Without the right to work or education
Taliban laws and decrees severely suppressed women’s activities and social presence. For more than two years, women have not only been banned from participating in socio-political activities, but millions of them have also been denied the right to work and girls the right to education.
Several brave Afghan women have repeatedly taken to the streets to protest the group’s restrictive rules and chant the slogan “Bread, Work and Freedom.” The Taliban have detained dozens of protesters in their homes, forced them to confess on video that they received money and instructions from foreigners, and are now using it as propaganda.
The group has issued a decree that penalizes male family members if women do not wear the hijab, the headscarf worn by Muslim women, a measure that has caused domestic violence to rise to unprecedented levels. Since the fall of the previous Afghan government, this violence has increased dramatically both within the country and in society.
Two years of broken dreams
Nothing is more painful for Afghan women than seeing two decades of sacrifice, suffering and struggle against a patriarchal and misogynistic society lost. They express concern when they talk about a future that may no longer exist, about years of wasted effort and shattered dreams.
Afghan women began their fight for their rights and social status at home and in the family and dared to expand it to schools, universities and society at large. But all of this ended overnight with the return of the Taliban.
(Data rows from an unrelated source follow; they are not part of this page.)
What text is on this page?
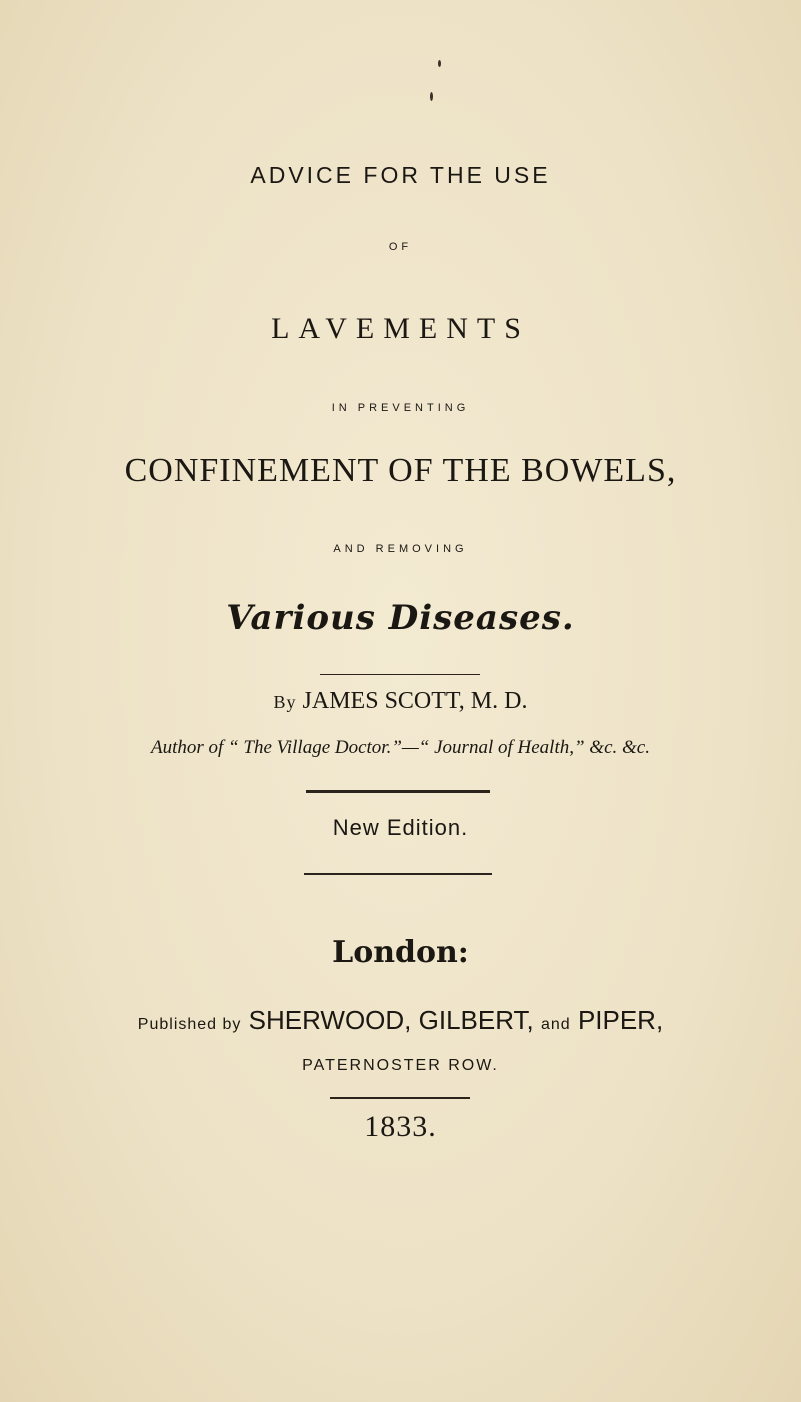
ADVICE FOR THE USE
OF
LAVEMENTS
IN PREVENTING
CONFINEMENT OF THE BOWELS,
AND REMOVING
Various Diseases.
By JAMES SCOTT, M. D.
Author of “ The Village Doctor.”—“ Journal of Health,” &c. &c.
New Edition.
London:
Published by SHERWOOD, GILBERT, and PIPER,
PATERNOSTER ROW.
1833.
Afghanistan is one of the patriarchal countries where women have resisted and fought against many challenges throughout history.
Over the past 20 years, Afghan women have fought tirelessly to normalize their presence in society. Many traditional and misogynistic ideas had declined over the years, but the return of the Taliban and their restrictive norms have made them dominant again.
Mysterious murders of women have occurred in Afghanistan over the past two years, and bodies of several brutally murdered women have been discovered across the country.
Afghan women have expressed their frustration with the situation, but everyone has forgotten them. Afghan women have repeatedly challenged the world’s silence in the face of the Taliban’s crimes against women. However, so far no country has responded decisively to these brutalities.
Women and ordinary Afghans express their dismay at the indifference of all nations of the world to the Taliban’s haphazardness and crimes, and their fear that the group will be recognized as an authority in Afghanistan.
Zahra Joya is an award-winning Afghan journalist and founder of Rukhshana Media, a Persian and English-language media company she runs from exile and which has launched a fundraising campaign for Afghan women journalists.